SCAF : l’effondrement du rêve européen fait trembler l’industrie

Un projet stratégique aux mains de deux géants

Lundi dernier, Berlin et Paris ont officiellement enterré leurs espoirs communs. Le chancelier allemand Friedrich Merz et le président Emmanuel Macron ont reconnu l’échec : Airbus et Dassault Aviation ne parviendront pas à s’accorder sur la construction d’un avion de combat européen. Le projet SCAF, symbole de la collaboration continentale en matière de défense, s’effondre sur le tarmac des désaccords industriels.

Cette annonce ébranle bien au-delà du Rhin et du Rhône. Le prototype avait été présenté avec fanfare au Bourget en juin 2019 : une fierté technologique, une réponse européenne aux géants mondiaux. Sept années d’espoirs, de financements, de réunions diplomatiques réduits à néant.

L’Europe se sent trahie

Les réactions des capitales partenaires n’ont pas tardé. Le Premier ministre belge Bart De Wever a formulé sans détours le reproche qui monte en Belgique et ailleurs : l’abandon du développement de l’avion de combat revêt une portée symbolique bien au-delà du dossier technique.

Car le SCAF ne représentait pas qu’une machine de guerre. Il incarnait la volonté politique de l’Europe de se tenir debout, technologiquement et militairement. Il promettait des emplois, de l’excellence industrielle, une souveraineté stratégique. Trois mots qui résonnent différemment selon qu’on les prononce à Bruxelles, à Rome ou à Amsterdam.

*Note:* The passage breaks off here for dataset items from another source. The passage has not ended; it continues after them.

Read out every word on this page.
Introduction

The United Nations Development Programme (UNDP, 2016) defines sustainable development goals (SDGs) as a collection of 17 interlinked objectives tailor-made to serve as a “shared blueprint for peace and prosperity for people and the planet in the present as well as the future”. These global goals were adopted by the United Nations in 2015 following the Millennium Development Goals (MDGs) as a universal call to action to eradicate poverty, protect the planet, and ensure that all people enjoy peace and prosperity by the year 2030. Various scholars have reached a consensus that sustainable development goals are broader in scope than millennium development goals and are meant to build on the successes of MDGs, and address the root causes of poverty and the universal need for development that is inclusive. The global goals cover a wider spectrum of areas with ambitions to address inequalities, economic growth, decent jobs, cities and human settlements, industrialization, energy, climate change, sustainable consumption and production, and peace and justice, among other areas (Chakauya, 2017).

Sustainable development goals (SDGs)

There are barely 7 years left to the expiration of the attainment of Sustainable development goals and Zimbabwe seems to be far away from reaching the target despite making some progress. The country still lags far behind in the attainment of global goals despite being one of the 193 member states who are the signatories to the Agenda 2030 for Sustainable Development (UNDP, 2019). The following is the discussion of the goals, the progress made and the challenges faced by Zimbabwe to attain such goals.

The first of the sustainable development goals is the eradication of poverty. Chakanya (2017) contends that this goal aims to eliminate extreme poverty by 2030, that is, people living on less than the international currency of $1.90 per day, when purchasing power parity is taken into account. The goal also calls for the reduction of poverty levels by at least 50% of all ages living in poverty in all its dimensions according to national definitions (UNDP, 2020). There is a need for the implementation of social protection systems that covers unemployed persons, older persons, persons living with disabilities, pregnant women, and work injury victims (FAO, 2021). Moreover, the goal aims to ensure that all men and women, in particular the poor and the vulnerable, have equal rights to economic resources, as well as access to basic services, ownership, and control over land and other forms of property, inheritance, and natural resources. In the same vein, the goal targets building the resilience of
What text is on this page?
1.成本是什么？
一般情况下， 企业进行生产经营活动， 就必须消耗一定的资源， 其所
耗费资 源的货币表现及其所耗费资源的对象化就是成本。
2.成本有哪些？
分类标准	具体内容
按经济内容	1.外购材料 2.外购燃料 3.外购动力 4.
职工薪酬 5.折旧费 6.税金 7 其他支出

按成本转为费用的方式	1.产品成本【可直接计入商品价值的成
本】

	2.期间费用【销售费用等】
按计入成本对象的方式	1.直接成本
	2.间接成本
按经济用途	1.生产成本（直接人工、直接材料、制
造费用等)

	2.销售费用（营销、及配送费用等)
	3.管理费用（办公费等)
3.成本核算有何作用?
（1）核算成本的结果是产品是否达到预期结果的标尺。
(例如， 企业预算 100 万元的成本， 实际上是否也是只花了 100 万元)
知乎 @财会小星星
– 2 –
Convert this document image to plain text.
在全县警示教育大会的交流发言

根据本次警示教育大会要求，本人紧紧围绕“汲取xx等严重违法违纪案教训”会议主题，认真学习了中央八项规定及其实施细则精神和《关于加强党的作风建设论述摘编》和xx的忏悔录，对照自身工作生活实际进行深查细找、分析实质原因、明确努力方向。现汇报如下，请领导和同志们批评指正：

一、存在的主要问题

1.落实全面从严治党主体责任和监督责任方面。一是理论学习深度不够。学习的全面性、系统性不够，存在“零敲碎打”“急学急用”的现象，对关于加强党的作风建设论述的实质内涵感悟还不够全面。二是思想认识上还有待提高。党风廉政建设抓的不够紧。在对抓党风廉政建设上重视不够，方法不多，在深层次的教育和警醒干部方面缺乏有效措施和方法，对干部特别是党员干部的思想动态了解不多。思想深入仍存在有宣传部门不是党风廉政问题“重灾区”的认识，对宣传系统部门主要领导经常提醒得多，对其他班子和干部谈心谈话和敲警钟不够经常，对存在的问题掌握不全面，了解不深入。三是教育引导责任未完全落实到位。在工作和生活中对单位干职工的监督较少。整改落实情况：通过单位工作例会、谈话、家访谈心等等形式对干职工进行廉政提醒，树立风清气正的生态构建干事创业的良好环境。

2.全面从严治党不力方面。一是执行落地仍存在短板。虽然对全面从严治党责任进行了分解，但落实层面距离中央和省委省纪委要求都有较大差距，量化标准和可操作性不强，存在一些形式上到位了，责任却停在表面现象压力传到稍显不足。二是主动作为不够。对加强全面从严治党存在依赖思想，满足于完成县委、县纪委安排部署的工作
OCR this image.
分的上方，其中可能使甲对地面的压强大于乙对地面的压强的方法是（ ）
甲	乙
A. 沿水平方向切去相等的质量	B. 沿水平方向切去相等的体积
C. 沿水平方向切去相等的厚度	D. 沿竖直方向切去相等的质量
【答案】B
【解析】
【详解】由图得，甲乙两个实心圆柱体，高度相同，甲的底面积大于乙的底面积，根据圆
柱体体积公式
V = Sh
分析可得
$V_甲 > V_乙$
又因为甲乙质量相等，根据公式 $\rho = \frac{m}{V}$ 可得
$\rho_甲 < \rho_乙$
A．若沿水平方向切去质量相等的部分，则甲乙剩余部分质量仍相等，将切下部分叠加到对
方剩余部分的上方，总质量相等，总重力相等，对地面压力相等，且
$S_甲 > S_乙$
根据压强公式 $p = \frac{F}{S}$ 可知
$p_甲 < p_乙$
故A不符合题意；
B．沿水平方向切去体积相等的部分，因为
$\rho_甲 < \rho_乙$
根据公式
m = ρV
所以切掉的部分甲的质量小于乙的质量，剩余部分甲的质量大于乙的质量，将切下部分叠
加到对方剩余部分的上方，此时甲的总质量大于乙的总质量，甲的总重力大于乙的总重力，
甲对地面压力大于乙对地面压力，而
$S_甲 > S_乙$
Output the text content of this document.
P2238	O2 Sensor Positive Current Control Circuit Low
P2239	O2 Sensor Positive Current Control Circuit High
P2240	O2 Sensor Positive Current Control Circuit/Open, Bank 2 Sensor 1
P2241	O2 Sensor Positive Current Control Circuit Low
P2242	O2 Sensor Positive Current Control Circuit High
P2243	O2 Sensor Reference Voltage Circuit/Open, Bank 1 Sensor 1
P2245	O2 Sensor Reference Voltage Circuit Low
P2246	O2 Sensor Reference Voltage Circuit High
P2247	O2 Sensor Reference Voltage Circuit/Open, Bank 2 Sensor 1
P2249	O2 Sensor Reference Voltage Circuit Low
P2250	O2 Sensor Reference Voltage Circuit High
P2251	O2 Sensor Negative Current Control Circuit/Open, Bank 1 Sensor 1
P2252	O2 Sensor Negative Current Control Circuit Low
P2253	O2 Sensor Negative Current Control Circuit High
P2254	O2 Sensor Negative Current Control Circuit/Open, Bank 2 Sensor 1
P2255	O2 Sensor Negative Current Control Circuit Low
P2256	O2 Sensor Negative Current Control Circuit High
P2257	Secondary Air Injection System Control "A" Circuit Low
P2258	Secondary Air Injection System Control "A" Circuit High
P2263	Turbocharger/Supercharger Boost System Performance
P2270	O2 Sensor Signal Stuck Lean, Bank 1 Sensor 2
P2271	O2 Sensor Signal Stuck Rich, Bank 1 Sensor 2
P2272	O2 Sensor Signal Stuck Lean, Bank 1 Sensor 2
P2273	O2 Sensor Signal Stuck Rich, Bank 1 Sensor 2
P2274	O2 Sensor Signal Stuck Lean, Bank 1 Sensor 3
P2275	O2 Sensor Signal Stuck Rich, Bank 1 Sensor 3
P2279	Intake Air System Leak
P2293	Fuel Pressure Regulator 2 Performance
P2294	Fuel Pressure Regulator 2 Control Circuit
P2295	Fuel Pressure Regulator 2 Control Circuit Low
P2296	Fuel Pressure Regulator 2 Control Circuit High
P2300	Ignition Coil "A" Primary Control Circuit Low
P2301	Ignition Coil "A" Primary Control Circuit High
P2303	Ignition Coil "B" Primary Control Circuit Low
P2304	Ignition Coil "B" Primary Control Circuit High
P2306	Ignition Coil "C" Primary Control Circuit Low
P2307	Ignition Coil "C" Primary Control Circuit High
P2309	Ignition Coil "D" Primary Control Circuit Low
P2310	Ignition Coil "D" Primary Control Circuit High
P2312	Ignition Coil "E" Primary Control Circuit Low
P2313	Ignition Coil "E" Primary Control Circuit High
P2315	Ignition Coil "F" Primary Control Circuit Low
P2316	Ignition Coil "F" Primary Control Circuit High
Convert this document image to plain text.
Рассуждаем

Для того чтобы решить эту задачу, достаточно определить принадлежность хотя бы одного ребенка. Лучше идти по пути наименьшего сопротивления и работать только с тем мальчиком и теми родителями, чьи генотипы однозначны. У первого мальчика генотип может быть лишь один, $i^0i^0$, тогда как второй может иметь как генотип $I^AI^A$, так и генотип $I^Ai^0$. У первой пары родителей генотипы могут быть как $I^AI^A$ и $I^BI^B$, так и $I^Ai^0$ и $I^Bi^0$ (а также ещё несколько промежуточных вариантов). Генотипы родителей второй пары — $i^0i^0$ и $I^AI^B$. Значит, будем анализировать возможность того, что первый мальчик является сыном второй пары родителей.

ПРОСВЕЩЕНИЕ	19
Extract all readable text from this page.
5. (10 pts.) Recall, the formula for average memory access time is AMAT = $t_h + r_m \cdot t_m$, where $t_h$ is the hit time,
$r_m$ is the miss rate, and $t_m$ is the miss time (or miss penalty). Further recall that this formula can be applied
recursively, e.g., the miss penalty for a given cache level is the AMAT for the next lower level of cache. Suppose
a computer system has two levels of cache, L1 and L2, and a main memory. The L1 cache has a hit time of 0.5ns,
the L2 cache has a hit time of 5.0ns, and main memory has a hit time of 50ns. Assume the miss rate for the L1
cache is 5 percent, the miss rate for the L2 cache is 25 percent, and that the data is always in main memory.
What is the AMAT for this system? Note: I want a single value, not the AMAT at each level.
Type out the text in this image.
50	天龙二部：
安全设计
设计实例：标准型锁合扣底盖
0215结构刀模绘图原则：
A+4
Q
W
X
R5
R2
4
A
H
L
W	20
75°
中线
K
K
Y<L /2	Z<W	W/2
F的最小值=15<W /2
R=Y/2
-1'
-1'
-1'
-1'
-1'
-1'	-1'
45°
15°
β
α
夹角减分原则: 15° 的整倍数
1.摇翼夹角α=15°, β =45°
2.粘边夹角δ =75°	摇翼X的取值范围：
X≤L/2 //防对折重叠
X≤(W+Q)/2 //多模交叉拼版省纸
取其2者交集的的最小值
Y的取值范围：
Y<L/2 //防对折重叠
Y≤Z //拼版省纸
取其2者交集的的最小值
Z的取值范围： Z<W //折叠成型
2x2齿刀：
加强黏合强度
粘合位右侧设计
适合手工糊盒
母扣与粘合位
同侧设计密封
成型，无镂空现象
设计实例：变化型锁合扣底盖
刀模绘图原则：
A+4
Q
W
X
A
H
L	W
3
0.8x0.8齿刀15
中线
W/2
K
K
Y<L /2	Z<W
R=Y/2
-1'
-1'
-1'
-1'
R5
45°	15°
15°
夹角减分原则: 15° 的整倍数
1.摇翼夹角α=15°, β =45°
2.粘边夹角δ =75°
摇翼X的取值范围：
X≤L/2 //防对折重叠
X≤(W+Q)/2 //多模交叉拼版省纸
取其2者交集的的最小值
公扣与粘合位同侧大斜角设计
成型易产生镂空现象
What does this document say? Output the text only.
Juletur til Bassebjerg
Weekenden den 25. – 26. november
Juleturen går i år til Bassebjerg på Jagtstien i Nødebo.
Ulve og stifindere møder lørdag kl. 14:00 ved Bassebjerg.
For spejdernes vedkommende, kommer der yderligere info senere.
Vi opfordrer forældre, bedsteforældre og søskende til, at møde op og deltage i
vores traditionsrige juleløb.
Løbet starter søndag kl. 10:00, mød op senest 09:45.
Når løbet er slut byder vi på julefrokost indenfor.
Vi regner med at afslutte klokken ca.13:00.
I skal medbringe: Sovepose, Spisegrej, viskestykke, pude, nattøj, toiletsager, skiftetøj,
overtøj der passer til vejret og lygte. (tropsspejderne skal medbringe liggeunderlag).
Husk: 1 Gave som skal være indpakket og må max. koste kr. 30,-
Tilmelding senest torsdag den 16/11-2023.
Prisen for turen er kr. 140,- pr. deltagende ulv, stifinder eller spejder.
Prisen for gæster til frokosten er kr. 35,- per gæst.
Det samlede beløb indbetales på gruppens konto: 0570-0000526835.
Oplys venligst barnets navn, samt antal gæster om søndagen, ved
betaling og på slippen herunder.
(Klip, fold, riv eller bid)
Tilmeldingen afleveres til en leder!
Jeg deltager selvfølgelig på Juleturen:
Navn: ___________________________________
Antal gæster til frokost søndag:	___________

Un signal de faiblesse au mauvais moment

Le contexte géopolitique rend cette débâcle d’autant plus préoccupante. L’Europe traverse une période d’instabilité stratégique. La défense du continent ne s’improvise pas. Les alliés transatlantiques regardent. Les adversaires potentiels aussi.

Que les deux moteurs de l’Europe, France et Allemagne, ne parviennent pas à maintenir un partenariat technologique majeur en dit long sur l’état de la machine européenne. Les blocages entre Airbus et Dassault Aviation révèlent des incompatibilités industrielles, des intérêts divergents, des cultures d’entreprise irréconciliables.

L’Aquitaine attend des réponses

En Nouvelle-Aquitaine, Dassault Aviation incarne l’excellence française. L’avionneur, fondé sur la tradition industrielle et l’innovation, porte sur ses épaules les ambitions de toute une région. Le SCAF représentait une perspective de croissance, de contrats durables, de savoir-faire reconnu mondialement.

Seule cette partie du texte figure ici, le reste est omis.